The Bay in Downtown Vancouver is taking steps to protect the messages of hope written on plywood boards outside the store after someone with a can of spray paint decided to sneak past security and destroy hundreds of the messages people left following the Stanley Cup riot.
New plywood boards were installed Tuesday night to protect the thousands of messages of support left there over the past week.
They were installed after an entire wall was covered over with spray painted graffiti reading "I love you."
People CTV News spoke with were very upset by the tagging.
"I think it's unfortunate that someone decided to cover the whole thing," one man said.
"I don't know what to say. I think it's sad. People who have done that to all of us," said Linda Temple.
"I love you" may seem like kind words, but the community is decidedly unimpressed.
Charles Gauthier of the Downtown Vancouver BIA says the painting is not art.
"Well it wasn't. Because it was done when other people weren't looking," he said. "It was basically being disrespectful to other people's comments, and there like hundreds if not thousands of comments on that board."
There is a website devoted to "I love you" graffiti, but the woman who runs it says she had nothing to do with what happened here.
The website has posted photos with similar tags from all over the world, including New York, Berlin, Paris, Toronto and even Vancouver.
The city says it's been a problem for a year now and the tags have been showing up on heritage buildings for some time.
The website says "I love you" is meant to spread joy and the author sends healing wishes to Vancouver.
But she can't understand why people are so upset. On her website she wrote "a graffiti writer writes a message of love, but because it is written over other people's messages (fitting with the nature of graffiti), it's a tragedy."

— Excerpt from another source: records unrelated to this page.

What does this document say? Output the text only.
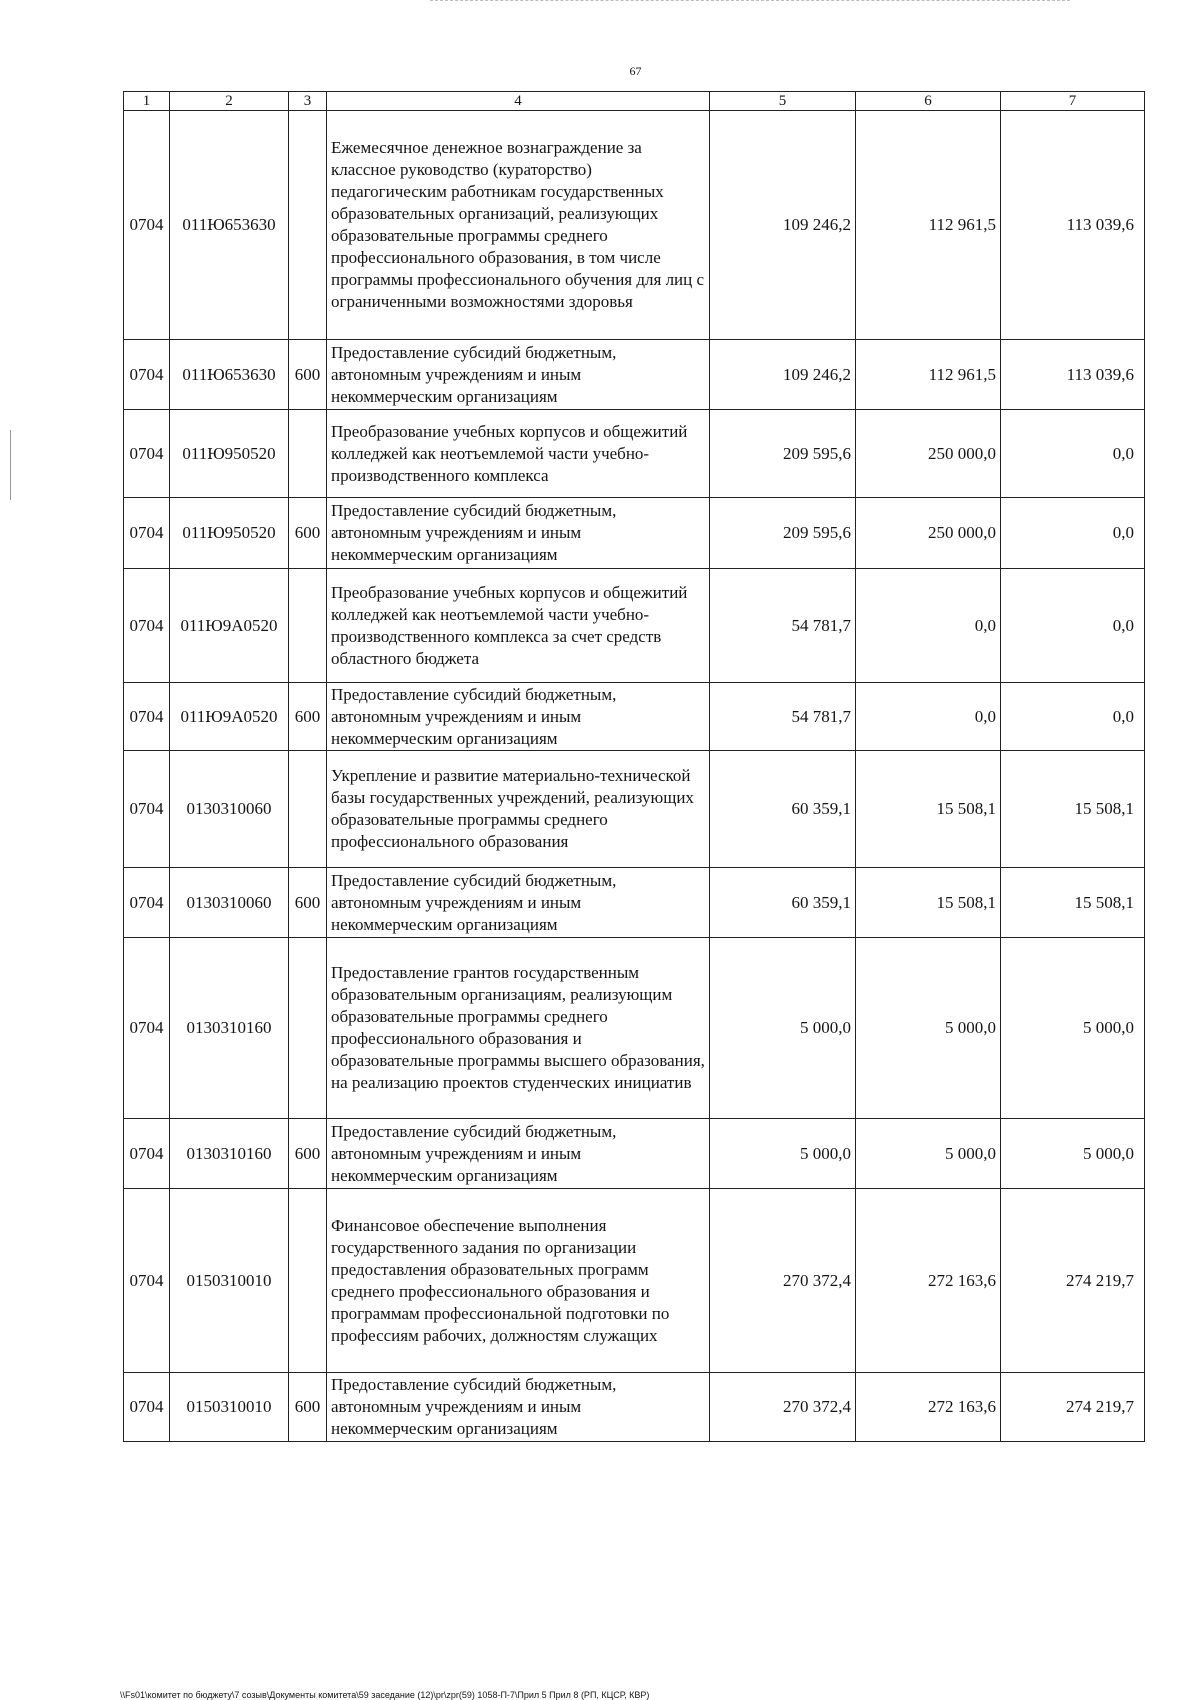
67
1	2	3	4	5	6	7
0704	011Ю653630		Ежемесячное денежное вознаграждение за классное руководство (кураторство) педагогическим работникам государственных образовательных организаций, реализующих образовательные программы среднего профессионального образования, в том числе программы профессионального обучения для лиц с ограниченными возможностями здоровья	109 246,2	112 961,5	113 039,6
0704	011Ю653630	600	Предоставление субсидий бюджетным, автономным учреждениям и иным некоммерческим организациям	109 246,2	112 961,5	113 039,6
0704	011Ю950520		Преобразование учебных корпусов и общежитий колледжей как неотъемлемой части учебно-производственного комплекса	209 595,6	250 000,0	0,0
0704	011Ю950520	600	Предоставление субсидий бюджетным, автономным учреждениям и иным некоммерческим организациям	209 595,6	250 000,0	0,0
0704	011Ю9А0520		Преобразование учебных корпусов и общежитий колледжей как неотъемлемой части учебно-производственного комплекса за счет средств областного бюджета	54 781,7	0,0	0,0
0704	011Ю9А0520	600	Предоставление субсидий бюджетным, автономным учреждениям и иным некоммерческим организациям	54 781,7	0,0	0,0
0704	0130310060		Укрепление и развитие материально-технической базы государственных учреждений, реализующих образовательные программы среднего профессионального образования	60 359,1	15 508,1	15 508,1
0704	0130310060	600	Предоставление субсидий бюджетным, автономным учреждениям и иным некоммерческим организациям	60 359,1	15 508,1	15 508,1
0704	0130310160		Предоставление грантов государственным образовательным организациям, реализующим образовательные программы среднего профессионального образования и образовательные программы высшего образования, на реализацию проектов студенческих инициатив	5 000,0	5 000,0	5 000,0
0704	0130310160	600	Предоставление субсидий бюджетным, автономным учреждениям и иным некоммерческим организациям	5 000,0	5 000,0	5 000,0
0704	0150310010		Финансовое обеспечение выполнения государственного задания по организации предоставления образовательных программ среднего профессионального образования и программам профессиональной подготовки по профессиям рабочих, должностям служащих	270 372,4	272 163,6	274 219,7
0704	0150310010	600	Предоставление субсидий бюджетным, автономным учреждениям и иным некоммерческим организациям	270 372,4	272 163,6	274 219,7
\\Fs01\комитет по бюджету\7 созыв\Документы комитета\59 заседание (12)\pr\zpr(59) 1058-П-7\Прил 5 Прил 8 (РП, КЦСР, КВР)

Vancouver's anti- graffiti program was cut back severely over the past couple of years. The city was trying to save money but the impact was immediate, says Gauthier.
"I was starting to see tags all over the place – on lamps, on sidewalks, on buildings I had never seen it on before," he said.
The good news is that the city hall realized the cut was a bad move and is phasing back the program.
For now, the protected boards at The Bay will stay up until all the windows at the bay are replaced.
The messages of hope will be soon moved to the Museum of Vancouver.